Nightmare Baby Stress: Why Terror Is Also Good – Video

Parent Terror
The worst baby stress has something good – I promise!


In extreme cases, a crying baby can feel like sheer torture.

More

Babies and toddlers can quickly become backbreaking work that pushes you to the limit. Yet there is a core to this stress that should be appreciated.

We're here to ourselves, so let's be honest: Babies and toddlers are often hell! And I don't mean the cute "hihi, the pacifier plopped down again" problems that people without children imagine. No, having a child can be a real pain at times! In Guantanamo Bay inmates were tortured because they could not sleep for ages and were exposed to loud and aggressive music. Parents in their first baby year who have not slept for months but have enjoyed nerve-racking screams of colic nod sympathetically at the descriptions. Or cry spontaneously.

Discover the hidden happiness.

The good thing is: Even in the toughest of times there is a bittersweet insight that needs to be discovered. For me personally, that moment came when my youngest child finally understood how a toilet works. And then I realized: at some point I had changed the last diaper of my life. An epochal milestone, and it had rushed past me very secretly. I hate changing diapers (we all do, right?) And couldn't wait for it to end. And now that the great moment had passed silently? Not the bonfire that I had imagined, but a touch of sadness. Diapers are disgusting, they are annoying and they are also outrageously expensive. But if they are missing it is also a clear signal: The baby that you had for years is now gone for good! The toddler it replaced is great and incomparable, sure. But you'll never hold the baby in your arms again.

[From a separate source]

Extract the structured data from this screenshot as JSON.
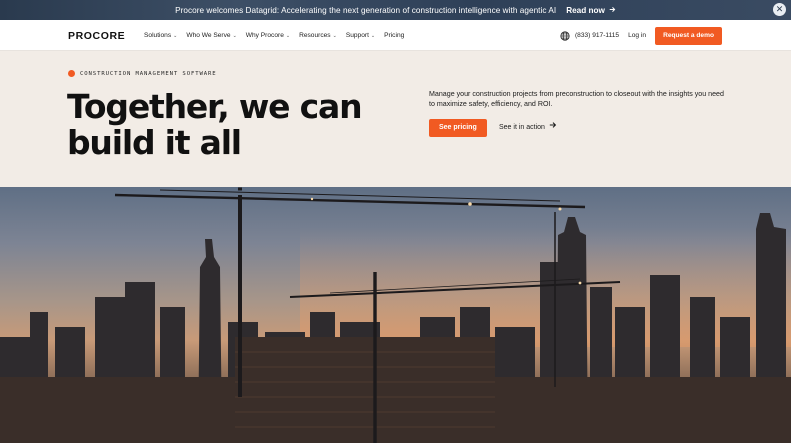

1000 secret farewells every day

This is the downside of child stress: If everything goes right, the children need you less and less and at some point they no longer need you at all. And that's a damn good thing! And yet: a toddler who claps his food on the floor screaming is pure terror. At the same time, this terror stands for a development phase in which on the same day it giggles for minutes at the window, because it has discovered a bird outside. The terror comes to an end at some point, but with it also many things that you only miss afterwards. Every day we say goodbye to 1000 little things without even realizing it: The last time the child snuggles up in the parents' bed. The last book that you read in the evening. The last time your child spontaneously falls around your neck just because they want to.

It's not all bad!

And before that comes off wrong: This is expressly not meant as a conservative appeal to all mothers that they shouldn't get in line and rather enjoy their fulfillment in the happiness of their mother! No, we agreed: everyday life with babies and children often sucks for parents. But when everyday life brings you to the brink of the abyss (and parenting abysses are deep!), It can at least be a little comforting to have the positive downside in view. We have exactly this child, with all its peculiarities, only this once in life, at this moment – and then never again. And if we don't consciously enjoy it – why do we even do all this stuff?